The AFP and its partners are committed to stopping child exploitation and abuse and the Australian Centre to Counter Child Exploitation is driving a collaborative national approach to combatting child abuse.

The ACCCE brings together specialist expertise and skills in a central hub, supporting investigations into online child sexual exploitation and developing prevention strategies focused on creating a safer online environment.

Members of the public who have information about people involved in child abuse and exploitation are urged to call Crime Stoppers on 1800 333 000 or www.accce.gov.au/report. If you know abuse is happening right now or a child is at risk, call police immediately on 000.

Research conducted by the ACCCE in 2020 revealed only about half of parents talked to their children about online safety.
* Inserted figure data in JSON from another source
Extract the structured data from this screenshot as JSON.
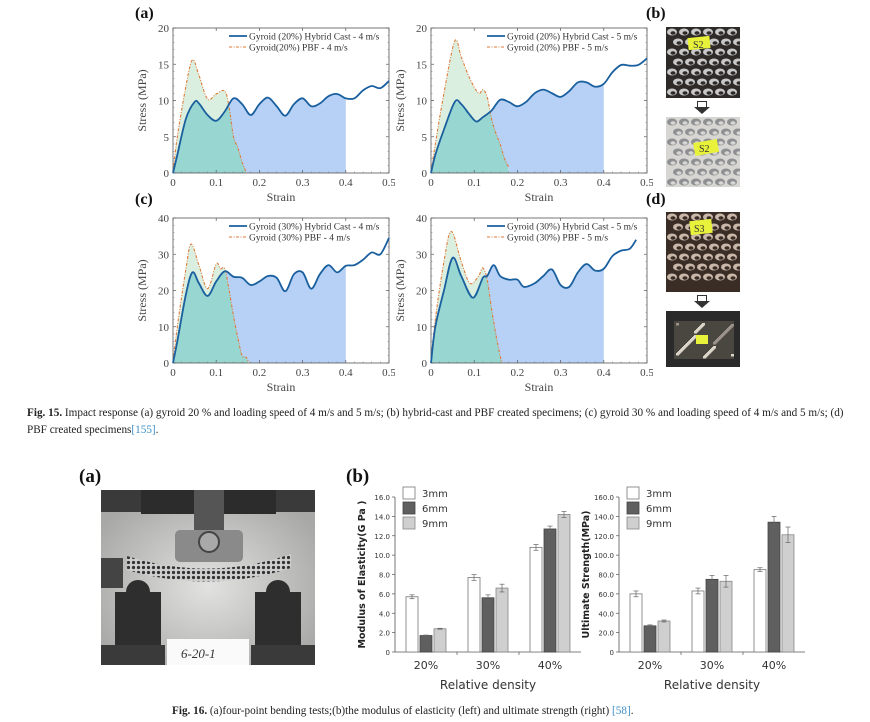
{
  "fig15": {
    "panel_labels": [
      "(a)",
      "(b)",
      "(c)",
      "(d)"
    ],
    "caption_label": "Fig. 15.",
    "caption_text": " Impact response (a) gyroid 20 % and loading speed of 4 m/s and 5 m/s; (b) hybrid-cast and PBF created specimens; (c) gyroid 30 % and loading speed of 4 m/s and 5 m/s; (d) PBF created specimens",
    "caption_ref": "[155]",
    "caption_end": ".",
    "photo_labels": {
      "b_top": "S2",
      "b_bottom": "S2",
      "d_top": "S3",
      "d_bottom": "S3"
    }
  },
  "fig16": {
    "panel_labels": [
      "(a)",
      "(b)"
    ],
    "photo_label": "6-20-1",
    "caption_label": "Fig. 16.",
    "caption_text": " (a)four-point bending tests;(b)the modulus of elasticity (left) and ultimate strength (right) ",
    "caption_ref": "[58]",
    "caption_end": "."
  },
  "colors": {
    "hybrid_line": "#1a5f9e",
    "pbf_line": "#e07b39",
    "hybrid_fill": "#a9c9f3",
    "pbf_fill": "#cde9d4",
    "overlap_fill": "#8fd3cf",
    "bar_3mm": "#ffffff",
    "bar_6mm": "#5f5f5f",
    "bar_9mm": "#cfcfcf",
    "ref_link": "#3c8fc7"
  },
  "chart_data": [
    {
      "id": "fig15a-left",
      "type": "area",
      "title": "",
      "xlabel": "Strain",
      "ylabel": "Stress (MPa)",
      "xlim": [
        0,
        0.5
      ],
      "ylim": [
        0,
        20
      ],
      "xticks": [
        "0",
        "0.1",
        "0.2",
        "0.3",
        "0.4",
        "0.5"
      ],
      "yticks": [
        "0",
        "5",
        "10",
        "15",
        "20"
      ],
      "legend_position": "top-right",
      "hybrid_fill_until": 0.4,
      "series": [
        {
          "name": "Gyroid (20%) Hybrid Cast - 4 m/s",
          "style": "solid",
          "x": [
            0,
            0.01,
            0.03,
            0.05,
            0.06,
            0.08,
            0.1,
            0.12,
            0.14,
            0.16,
            0.18,
            0.2,
            0.22,
            0.24,
            0.26,
            0.28,
            0.3,
            0.32,
            0.34,
            0.36,
            0.38,
            0.4,
            0.42,
            0.44,
            0.46,
            0.48,
            0.5
          ],
          "y": [
            0,
            2.5,
            7.5,
            9.8,
            9.6,
            8.0,
            7.2,
            8.5,
            10.3,
            9.5,
            8.0,
            9.5,
            10.4,
            9.2,
            7.9,
            9.5,
            10.3,
            9.2,
            9.6,
            10.6,
            10.9,
            10.3,
            10.3,
            11.4,
            12.0,
            11.7,
            12.7
          ]
        },
        {
          "name": "Gyroid(20%) PBF - 4 m/s",
          "style": "dash-dot",
          "x": [
            0,
            0.01,
            0.03,
            0.045,
            0.06,
            0.08,
            0.1,
            0.12,
            0.13,
            0.14,
            0.15,
            0.16,
            0.17
          ],
          "y": [
            0,
            5.0,
            12.0,
            15.6,
            13.5,
            10.2,
            10.9,
            11.3,
            9.0,
            5.0,
            3.5,
            1.5,
            0
          ]
        }
      ]
    },
    {
      "id": "fig15a-right",
      "type": "area",
      "title": "",
      "xlabel": "Strain",
      "ylabel": "Stress (MPa)",
      "xlim": [
        0,
        0.5
      ],
      "ylim": [
        0,
        20
      ],
      "xticks": [
        "0",
        "0.1",
        "0.2",
        "0.3",
        "0.4",
        "0.5"
      ],
      "yticks": [
        "0",
        "5",
        "10",
        "15",
        "20"
      ],
      "legend_position": "top-right",
      "hybrid_fill_until": 0.4,
      "series": [
        {
          "name": "Gyroid (20%) Hybrid Cast - 5 m/s",
          "style": "solid",
          "x": [
            0,
            0.01,
            0.03,
            0.055,
            0.07,
            0.09,
            0.105,
            0.12,
            0.14,
            0.16,
            0.18,
            0.2,
            0.22,
            0.24,
            0.26,
            0.28,
            0.3,
            0.32,
            0.34,
            0.36,
            0.38,
            0.4,
            0.42,
            0.44,
            0.46,
            0.48,
            0.5
          ],
          "y": [
            0,
            2.5,
            6.0,
            9.8,
            9.5,
            8.0,
            7.1,
            7.7,
            8.6,
            10.1,
            9.8,
            9.2,
            9.8,
            11.0,
            11.5,
            11.0,
            10.5,
            11.3,
            12.5,
            12.5,
            11.9,
            12.3,
            13.9,
            14.9,
            14.8,
            14.9,
            15.8
          ]
        },
        {
          "name": "Gyroid (20%) PBF - 5 m/s",
          "style": "dash-dot",
          "x": [
            0,
            0.01,
            0.03,
            0.055,
            0.07,
            0.09,
            0.11,
            0.12,
            0.13,
            0.14,
            0.15,
            0.16,
            0.17,
            0.18
          ],
          "y": [
            0,
            4.0,
            11.0,
            18.2,
            16.0,
            13.0,
            11.0,
            11.5,
            10.5,
            7.5,
            5.5,
            4.0,
            2.0,
            0.8
          ]
        }
      ]
    },
    {
      "id": "fig15c-left",
      "type": "area",
      "title": "",
      "xlabel": "Strain",
      "ylabel": "Stress (MPa)",
      "xlim": [
        0,
        0.5
      ],
      "ylim": [
        0,
        40
      ],
      "xticks": [
        "0",
        "0.1",
        "0.2",
        "0.3",
        "0.4",
        "0.5"
      ],
      "yticks": [
        "0",
        "10",
        "20",
        "30",
        "40"
      ],
      "legend_position": "top-right",
      "hybrid_fill_until": 0.4,
      "series": [
        {
          "name": "Gyroid (30%) Hybrid Cast - 4 m/s",
          "style": "solid",
          "x": [
            0,
            0.01,
            0.03,
            0.045,
            0.06,
            0.08,
            0.1,
            0.12,
            0.14,
            0.16,
            0.18,
            0.2,
            0.22,
            0.24,
            0.26,
            0.28,
            0.3,
            0.32,
            0.34,
            0.36,
            0.38,
            0.4,
            0.42,
            0.44,
            0.46,
            0.48,
            0.5
          ],
          "y": [
            0,
            6.0,
            19.0,
            25.0,
            22.0,
            18.5,
            22.5,
            25.3,
            23.8,
            23.5,
            21.5,
            22.5,
            24.0,
            23.5,
            19.8,
            24.5,
            25.0,
            20.5,
            24.5,
            27.0,
            25.0,
            26.8,
            27.0,
            28.5,
            30.5,
            30.0,
            34.5
          ]
        },
        {
          "name": "Gyroid (30%) PBF - 4 m/s",
          "style": "dash-dot",
          "x": [
            0,
            0.01,
            0.03,
            0.042,
            0.06,
            0.08,
            0.1,
            0.11,
            0.12,
            0.13,
            0.14,
            0.15,
            0.16,
            0.17,
            0.175
          ],
          "y": [
            0,
            10.0,
            26.0,
            32.8,
            27.0,
            20.5,
            27.3,
            26.0,
            26.0,
            20.0,
            13.0,
            7.0,
            2.0,
            1.5,
            0
          ]
        }
      ]
    },
    {
      "id": "fig15c-right",
      "type": "area",
      "title": "",
      "xlabel": "Strain",
      "ylabel": "Stress (MPa)",
      "xlim": [
        0,
        0.5
      ],
      "ylim": [
        0,
        40
      ],
      "xticks": [
        "0",
        "0.1",
        "0.2",
        "0.3",
        "0.4",
        "0.5"
      ],
      "yticks": [
        "0",
        "10",
        "20",
        "30",
        "40"
      ],
      "legend_position": "top-right",
      "hybrid_fill_until": 0.4,
      "series": [
        {
          "name": "Gyroid (30%) Hybrid Cast - 5 m/s",
          "style": "solid",
          "x": [
            0,
            0.01,
            0.03,
            0.05,
            0.07,
            0.097,
            0.12,
            0.13,
            0.145,
            0.16,
            0.18,
            0.2,
            0.215,
            0.24,
            0.26,
            0.28,
            0.3,
            0.32,
            0.34,
            0.36,
            0.38,
            0.4,
            0.42,
            0.44,
            0.46,
            0.475
          ],
          "y": [
            0,
            10.0,
            20.0,
            29.0,
            24.0,
            18.0,
            23.5,
            24.0,
            27.0,
            24.0,
            23.0,
            23.0,
            21.0,
            22.0,
            24.0,
            25.8,
            21.5,
            21.0,
            25.0,
            27.3,
            25.5,
            26.0,
            29.5,
            31.0,
            31.5,
            34.0
          ]
        },
        {
          "name": "Gyroid (30%) PBF - 5 m/s",
          "style": "dash-dot",
          "x": [
            0,
            0.01,
            0.03,
            0.047,
            0.07,
            0.09,
            0.11,
            0.12,
            0.13,
            0.14,
            0.15,
            0.16,
            0.165
          ],
          "y": [
            0,
            12.0,
            28.0,
            36.3,
            28.0,
            22.0,
            24.0,
            26.2,
            23.0,
            15.0,
            8.0,
            2.0,
            0
          ]
        }
      ]
    },
    {
      "id": "fig16b-left",
      "type": "bar",
      "title": "",
      "xlabel": "Relative density",
      "ylabel": "Modulus of Elasticity(G Pa )",
      "categories": [
        "20%",
        "30%",
        "40%"
      ],
      "ylim": [
        0,
        16
      ],
      "yticks": [
        "0",
        "2.0",
        "4.0",
        "6.0",
        "8.0",
        "10.0",
        "12.0",
        "14.0",
        "16.0"
      ],
      "legend_position": "top-left",
      "series": [
        {
          "name": "3mm",
          "values": [
            5.7,
            7.7,
            10.8
          ],
          "errors": [
            0.2,
            0.3,
            0.3
          ]
        },
        {
          "name": "6mm",
          "values": [
            1.7,
            5.6,
            12.7
          ],
          "errors": [
            0.05,
            0.3,
            0.3
          ]
        },
        {
          "name": "9mm",
          "values": [
            2.4,
            6.6,
            14.2
          ],
          "errors": [
            0.05,
            0.4,
            0.3
          ]
        }
      ]
    },
    {
      "id": "fig16b-right",
      "type": "bar",
      "title": "",
      "xlabel": "Relative density",
      "ylabel": "Ultimate Strength(MPa)",
      "categories": [
        "20%",
        "30%",
        "40%"
      ],
      "ylim": [
        0,
        160
      ],
      "yticks": [
        "0",
        "20.0",
        "40.0",
        "60.0",
        "80.0",
        "100.0",
        "120.0",
        "140.0",
        "160.0"
      ],
      "legend_position": "top-left",
      "series": [
        {
          "name": "3mm",
          "values": [
            60,
            63,
            85
          ],
          "errors": [
            3,
            3,
            2
          ]
        },
        {
          "name": "6mm",
          "values": [
            27,
            75,
            134
          ],
          "errors": [
            1,
            4,
            6
          ]
        },
        {
          "name": "9mm",
          "values": [
            32,
            73,
            121
          ],
          "errors": [
            1,
            6,
            8
          ]
        }
      ]
    }
  ]
}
An award-winning podcast launched last year by the ACCCE 'Closing The Net' is working to change that, showcasing that knowledge is power and that our only chance to help prevent this issue is if we bring a 'whole-of-community' response.

The podcast series offers valuable tips and advice on how to keep kids safe online. Listen to the Closing The Net podcast on your favourite streaming platform.

If you or someone you know are impacted by child sexual abuse and online exploitation there are support services available at www.accce.gov.au/support.

Advice and support for parents and carers about how they can help protect children online can be found at www.thinkuknow.org.au, an AFP-led education program designed to prevent online child sexual exploitation.

Note to media:

Use of term 'CHILD ABUSE' MATERIAL NOT 'CHILD PORNOGRAPHY'

The correct legal term is Child Abuse Material – the move to this wording was among amendments to Commonwealth legislation in 2019 to more accurately reflect the gravity of the crimes and the harm inflicted on victims.

Use of the phrase "child pornography" is inaccurate and benefits child sex abusers because it:

  • indicates legitimacy and compliance on the part of the victim and therefore legality on the part of the abuser; and
  • conjures images of children posing in 'provocative' positions, rather than suffering horrific abuse.

Every photograph or video captures an actual situation where a child has been abused.